I have realized how hard it is to find good people to surround yourself around. You think you can trust certain people and they end up turning into these monsters you don't know. You loose touch with people you thought were going to be a forever kind of friend. It's hard growing up and not truly knowing who has your back.
When you meet someone and become best friends you think "man this person will be in my life forever!" And you learn to trust them with every single dirty secret and you learn to make room in your heart for them. Then one day, they decide they don't want to be friends anymore because "their views aren't the same and they can't watch you go down a bad path" or whatever else excuse they want to make to not be your friend anymore.

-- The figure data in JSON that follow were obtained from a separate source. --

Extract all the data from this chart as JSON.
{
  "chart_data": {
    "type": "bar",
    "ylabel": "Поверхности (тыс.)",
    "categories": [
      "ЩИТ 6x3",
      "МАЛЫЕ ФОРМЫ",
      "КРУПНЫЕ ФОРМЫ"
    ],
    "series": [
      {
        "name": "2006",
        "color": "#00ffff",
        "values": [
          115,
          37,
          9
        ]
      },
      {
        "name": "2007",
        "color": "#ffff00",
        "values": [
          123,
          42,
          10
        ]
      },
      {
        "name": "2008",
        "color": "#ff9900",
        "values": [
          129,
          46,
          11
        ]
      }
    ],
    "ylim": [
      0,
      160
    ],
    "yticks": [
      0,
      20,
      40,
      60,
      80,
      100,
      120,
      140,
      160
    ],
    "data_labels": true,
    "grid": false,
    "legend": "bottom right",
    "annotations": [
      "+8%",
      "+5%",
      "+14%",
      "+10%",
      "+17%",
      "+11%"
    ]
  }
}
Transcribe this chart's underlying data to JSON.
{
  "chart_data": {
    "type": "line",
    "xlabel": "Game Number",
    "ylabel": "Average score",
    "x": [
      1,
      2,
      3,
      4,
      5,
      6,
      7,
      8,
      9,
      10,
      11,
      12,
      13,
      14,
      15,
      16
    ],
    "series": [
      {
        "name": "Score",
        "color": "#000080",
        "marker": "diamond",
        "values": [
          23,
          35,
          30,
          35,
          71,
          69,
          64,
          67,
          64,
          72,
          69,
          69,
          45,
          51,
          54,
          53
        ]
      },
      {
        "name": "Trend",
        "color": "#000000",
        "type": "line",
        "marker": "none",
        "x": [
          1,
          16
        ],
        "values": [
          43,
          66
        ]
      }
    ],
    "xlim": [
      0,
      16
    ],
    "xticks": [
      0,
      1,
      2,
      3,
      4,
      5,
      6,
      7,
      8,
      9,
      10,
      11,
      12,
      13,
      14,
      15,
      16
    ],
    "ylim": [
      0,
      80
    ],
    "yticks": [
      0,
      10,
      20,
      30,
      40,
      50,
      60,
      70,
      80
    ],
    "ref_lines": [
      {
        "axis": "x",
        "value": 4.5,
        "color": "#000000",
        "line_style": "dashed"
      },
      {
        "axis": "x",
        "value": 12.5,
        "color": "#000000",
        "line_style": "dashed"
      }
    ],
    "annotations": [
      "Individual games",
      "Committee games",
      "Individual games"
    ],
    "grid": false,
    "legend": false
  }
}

Then you are left with a void of someone who you thought was going to be there till the end. And you think about how much you trusted that person and how much you have told them. Then wonder who are they going to tell your secrets too. Who will they spread lies about you too?
And you regret ever telling them one single thing about you and you hate them for making you feel like you could be vulnerable to them! How dare they right?
I have learned you can't trust anyone really with those dirty little secrets unless you want the past to keep popping up at your door. But you also don't guard yourself from opening yourself up to a new friendship.
Loosing one friend could lead you to find a better friendship.
Just because you think you "know" someone doesn't mean you really know them. You can be friends on facebook, mutal friends of a friend, or whatever and think you know the person because of what you read or hear but that is not the same. They could be a great friend and they could open the door to a great friendship.
But also, once you have trusted a friend so many times and they continue to always let you down and choose other roads without you then you need to let that friendship go and do something bigger and better and also prove them wrong about any negative things they say about you!

This is day four of becoming the me I want to be, and I am finally starting to feel good.